Re: Hugsvs GHC (again)was: Re: Somerandomnewbiequestions
simonmar at microsoft.com
Wed Jan 19 10:33:41 EST 2005
We do use a thread pool. But you still need as many OS threads as there
are blocked read() calls, unless you have a single thread doing select()
as I described. BTW our Haskell Workshop paper from last year describes
On 19 January 2005 15:07, Keean Schupke wrote:
> Why not use a thread-pool, and a "safe" call to read, provided there
> is an OS thread available,
> defaulting to "unsafe" if no thread is available... You could make the
> thread pool size an argument...
> Simon Marlow wrote:
>> On 19 January 2005 13:50, William Lee Irwin III wrote:
>>> On 19 January 2005 09:45, Ben Rudiak-Gould wrote:
>>>>> Okay, my ignorance of Posix is showing again. Is it currently the
>>>>> case, then, that every GHC thread will stop running while a disk
>>>>> read is in progress in any thread? Is this true on all platforms?
>>> On Wed, Jan 19, 2005 at 01:39:05PM -0000, Simon Marlow wrote:
>>>> It's true on Unix-like systems, I believe. Even with -threaded.
>>>> It might not be true on Win32.
>>> How does forkOS fit into this picture? It's described in the
>>> documentation as allowing concurrent execution of system calls
>>> and other activity by other threads.
>> forkOS doesn't fix this.
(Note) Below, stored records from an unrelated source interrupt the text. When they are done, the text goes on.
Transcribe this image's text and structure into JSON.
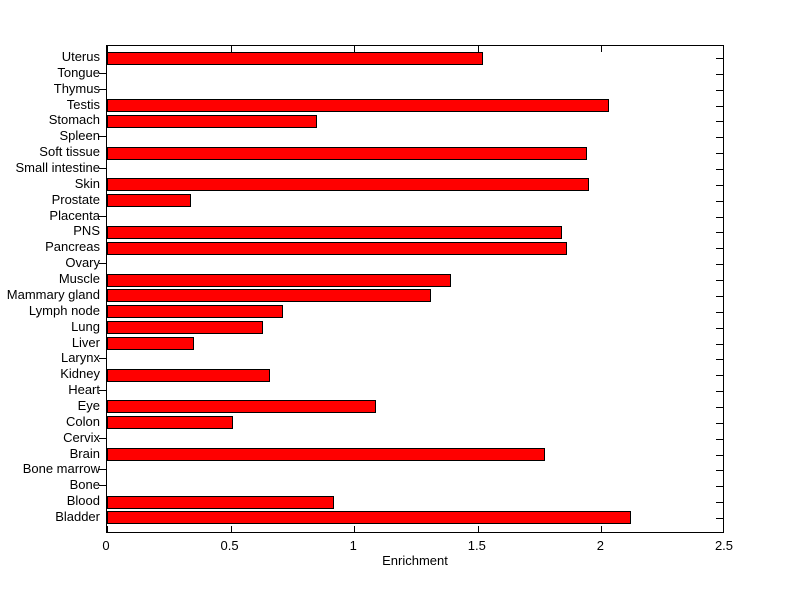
{
  "chart_data": {
    "type": "bar",
    "orientation": "horizontal",
    "title": "",
    "xlabel": "Enrichment",
    "ylabel": "",
    "xlim": [
      0,
      2.5
    ],
    "grid": false,
    "legend": false,
    "bar_color": "#ff0000",
    "bar_edge_color": "#000000",
    "axis_color": "#000000",
    "background_color": "#ffffff",
    "xtick_values": [
      0,
      0.5,
      1,
      1.5,
      2,
      2.5
    ],
    "xtick_labels": [
      "0",
      "0.5",
      "1",
      "1.5",
      "2",
      "2.5"
    ],
    "categories": [
      "Uterus",
      "Tongue",
      "Thymus",
      "Testis",
      "Stomach",
      "Spleen",
      "Soft tissue",
      "Small intestine",
      "Skin",
      "Prostate",
      "Placenta",
      "PNS",
      "Pancreas",
      "Ovary",
      "Muscle",
      "Mammary gland",
      "Lymph node",
      "Lung",
      "Liver",
      "Larynx",
      "Kidney",
      "Heart",
      "Eye",
      "Colon",
      "Cervix",
      "Brain",
      "Bone marrow",
      "Bone",
      "Blood",
      "Bladder"
    ],
    "values": [
      1.52,
      0,
      0,
      2.03,
      0.85,
      0,
      1.94,
      0,
      1.95,
      0.34,
      0,
      1.84,
      1.86,
      0,
      1.39,
      1.31,
      0.71,
      0.63,
      0.35,
      0,
      0.66,
      0,
      1.09,
      0.51,
      0,
      1.77,
      0,
      0,
      0.92,
      2.12
    ]
  }
}
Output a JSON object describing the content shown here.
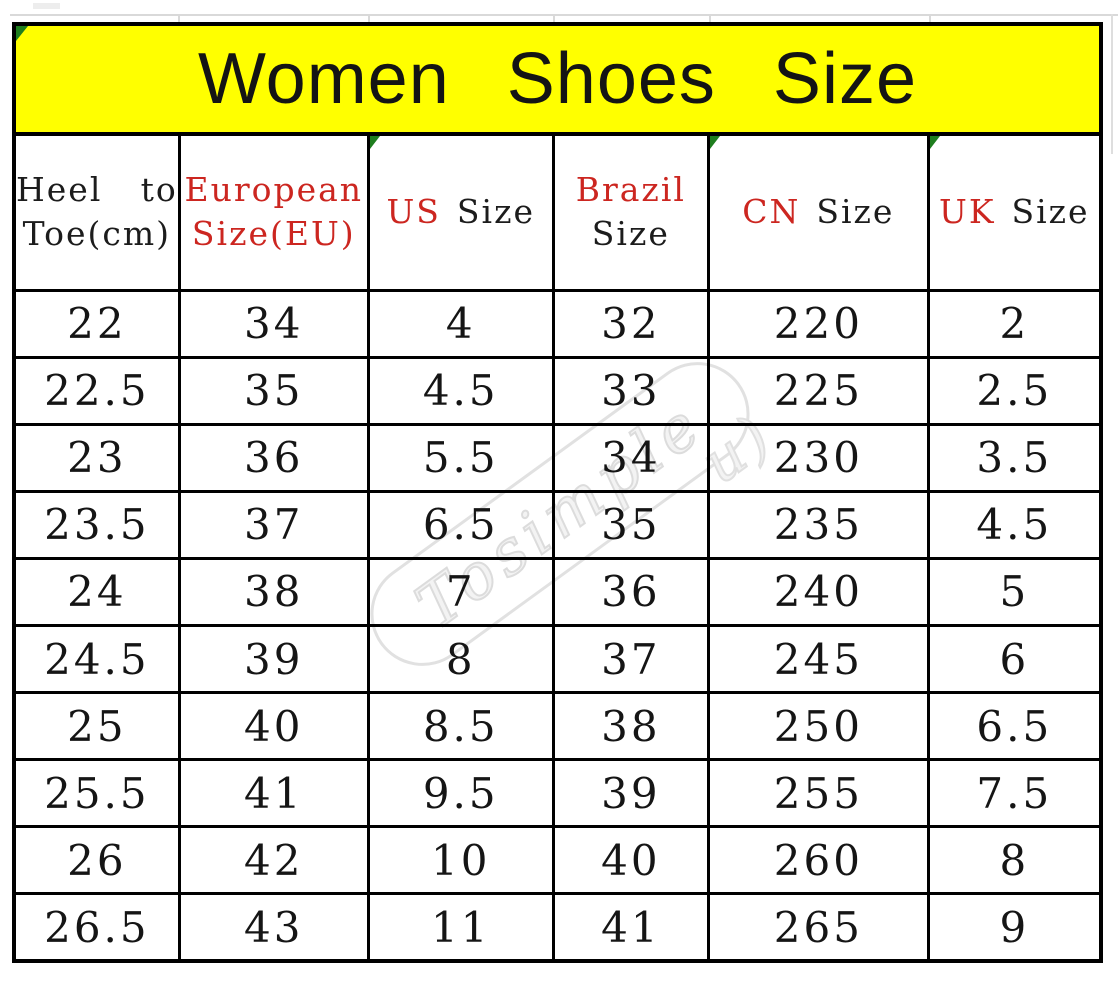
{
  "title": "Women Shoes Size",
  "header": {
    "heel": {
      "word1": "Heel",
      "word2": "to",
      "line2": "Toe(cm)"
    },
    "eu": {
      "line1": "European",
      "line2": "Size(EU)"
    },
    "us": {
      "red": "US",
      "black": "Size"
    },
    "brazil": {
      "red": "Brazil",
      "black": "Size"
    },
    "cn": {
      "red": "CN",
      "black": "Size"
    },
    "uk": {
      "red": "UK",
      "black": "Size"
    }
  },
  "watermark": {
    "text": "Tosimple",
    "flourish": "u)"
  },
  "colors": {
    "banner_bg": "#ffff00",
    "accent_red": "#cc2620",
    "corner_triangle_green": "#1e7e1e",
    "border_black": "#000000",
    "watermark_gray": "#dcdcdc"
  },
  "chart_data": {
    "type": "table",
    "title": "Women Shoes Size",
    "columns": [
      "Heel to Toe(cm)",
      "European Size(EU)",
      "US Size",
      "Brazil Size",
      "CN Size",
      "UK Size"
    ],
    "rows": [
      [
        22,
        34,
        4,
        32,
        220,
        2
      ],
      [
        22.5,
        35,
        4.5,
        33,
        225,
        2.5
      ],
      [
        23,
        36,
        5.5,
        34,
        230,
        3.5
      ],
      [
        23.5,
        37,
        6.5,
        35,
        235,
        4.5
      ],
      [
        24,
        38,
        7,
        36,
        240,
        5
      ],
      [
        24.5,
        39,
        8,
        37,
        245,
        6
      ],
      [
        25,
        40,
        8.5,
        38,
        250,
        6.5
      ],
      [
        25.5,
        41,
        9.5,
        39,
        255,
        7.5
      ],
      [
        26,
        42,
        10,
        40,
        260,
        8
      ],
      [
        26.5,
        43,
        11,
        41,
        265,
        9
      ]
    ],
    "highlight_column": "European Size(EU)"
  }
}
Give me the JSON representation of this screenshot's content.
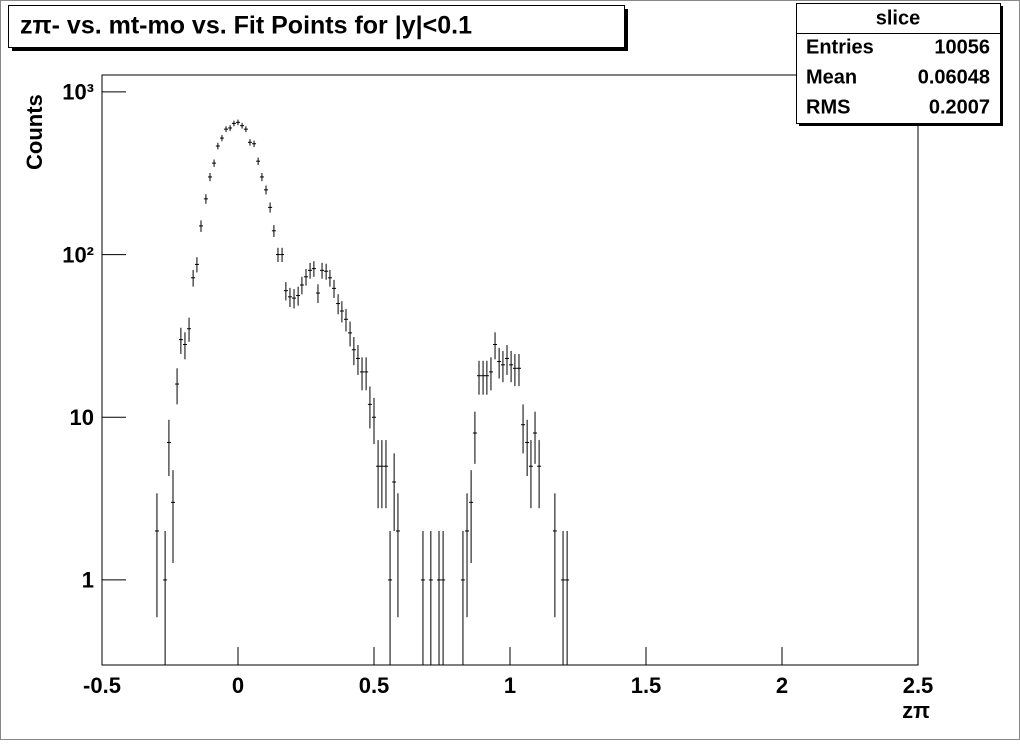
{
  "chart_data": {
    "type": "errorbar",
    "title": "zπ- vs. mt-mo vs. Fit Points for |y|<0.1",
    "xlabel": "zπ",
    "ylabel": "Counts",
    "log_y": true,
    "color": "#000000",
    "xlim": [
      -0.5,
      2.5
    ],
    "xticks": [
      -0.5,
      0,
      0.5,
      1,
      1.5,
      2,
      2.5
    ],
    "ylim": [
      0.3,
      1270
    ],
    "yticks": [
      1,
      10,
      {
        "value": 100,
        "label": "10²"
      },
      {
        "value": 1000,
        "label": "10³"
      }
    ],
    "x": [
      -0.298,
      -0.268,
      -0.254,
      -0.239,
      -0.224,
      -0.21,
      -0.195,
      -0.18,
      -0.165,
      -0.151,
      -0.136,
      -0.118,
      -0.103,
      -0.088,
      -0.074,
      -0.059,
      -0.044,
      -0.029,
      -0.015,
      0.0,
      0.015,
      0.029,
      0.044,
      0.059,
      0.074,
      0.088,
      0.103,
      0.118,
      0.132,
      0.147,
      0.162,
      0.176,
      0.191,
      0.206,
      0.221,
      0.235,
      0.25,
      0.265,
      0.279,
      0.294,
      0.309,
      0.324,
      0.338,
      0.353,
      0.368,
      0.382,
      0.397,
      0.412,
      0.426,
      0.441,
      0.456,
      0.471,
      0.485,
      0.5,
      0.515,
      0.529,
      0.544,
      0.559,
      0.574,
      0.588,
      0.68,
      0.709,
      0.739,
      0.754,
      0.827,
      0.842,
      0.857,
      0.871,
      0.886,
      0.901,
      0.915,
      0.93,
      0.945,
      0.96,
      0.974,
      0.989,
      1.004,
      1.018,
      1.033,
      1.048,
      1.063,
      1.077,
      1.092,
      1.107,
      1.165,
      1.195,
      1.21
    ],
    "values": [
      2,
      1,
      7,
      3,
      16,
      30,
      28,
      35,
      72,
      87,
      150,
      220,
      300,
      365,
      465,
      520,
      590,
      600,
      640,
      650,
      620,
      590,
      490,
      480,
      375,
      300,
      250,
      195,
      140,
      100,
      100,
      60,
      55,
      54,
      56,
      65,
      73,
      80,
      82,
      58,
      80,
      79,
      72,
      62,
      50,
      45,
      40,
      33,
      26,
      23,
      19,
      19,
      12,
      10,
      5,
      5,
      5,
      1,
      4,
      2,
      1,
      1,
      1,
      1,
      1,
      2,
      3,
      8,
      18,
      18,
      18,
      19,
      28,
      22,
      21,
      23,
      21,
      20,
      20,
      9,
      7,
      5,
      8,
      5,
      2,
      1,
      1
    ],
    "errors": [
      1.41,
      1,
      2.65,
      1.73,
      4,
      5.48,
      5.29,
      5.92,
      8.49,
      9.33,
      12.2,
      14.8,
      17.3,
      19.1,
      21.6,
      22.8,
      24.3,
      24.5,
      25.3,
      25.5,
      24.9,
      24.3,
      22.1,
      21.9,
      19.4,
      17.3,
      15.8,
      14,
      11.8,
      10,
      10,
      7.75,
      7.42,
      7.35,
      7.48,
      8.06,
      8.54,
      8.94,
      9.06,
      7.62,
      8.94,
      8.89,
      8.49,
      7.87,
      7.07,
      6.71,
      6.32,
      5.74,
      5.1,
      4.8,
      4.36,
      4.36,
      3.46,
      3.16,
      2.24,
      2.24,
      2.24,
      1,
      2,
      1.41,
      1,
      1,
      1,
      1,
      1,
      1.41,
      1.73,
      2.83,
      4.24,
      4.24,
      4.24,
      4.36,
      5.29,
      4.69,
      4.58,
      4.8,
      4.58,
      4.47,
      4.47,
      3,
      2.65,
      2.24,
      2.83,
      2.24,
      1.41,
      1,
      1
    ],
    "stats": {
      "name": "slice",
      "rows": [
        [
          "Entries",
          10056
        ],
        [
          "Mean",
          0.06048
        ],
        [
          "RMS",
          0.2007
        ]
      ]
    }
  }
}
It forks another OS thread which can be
>> used to make concurrent foreign calls, if they are not marked
>> "unsafe". However, the standard I/O library, in -threaded mode, does
>> read like this:
>> - non-blocking, "unsafe", read() to see what's there
>> - if read() would block, then hand off to another
>> Haskell thread which does select() on all the outstanding
>> IO requests.
>> This scheme is just for efficiency. We could (and used to) just call
>> "safe" read() for every read - that would give you the right
>> concurrency with -threaded, but unfortunately you'd really notice
>> the difference if you had 1000s of threads all doing IO, because
>> each one would need its own OS thread. The current scheme is rather
>> snappy (even snappier than non-threaded, as it happens).
>> You can always do System.Posix.fileRead to get around it.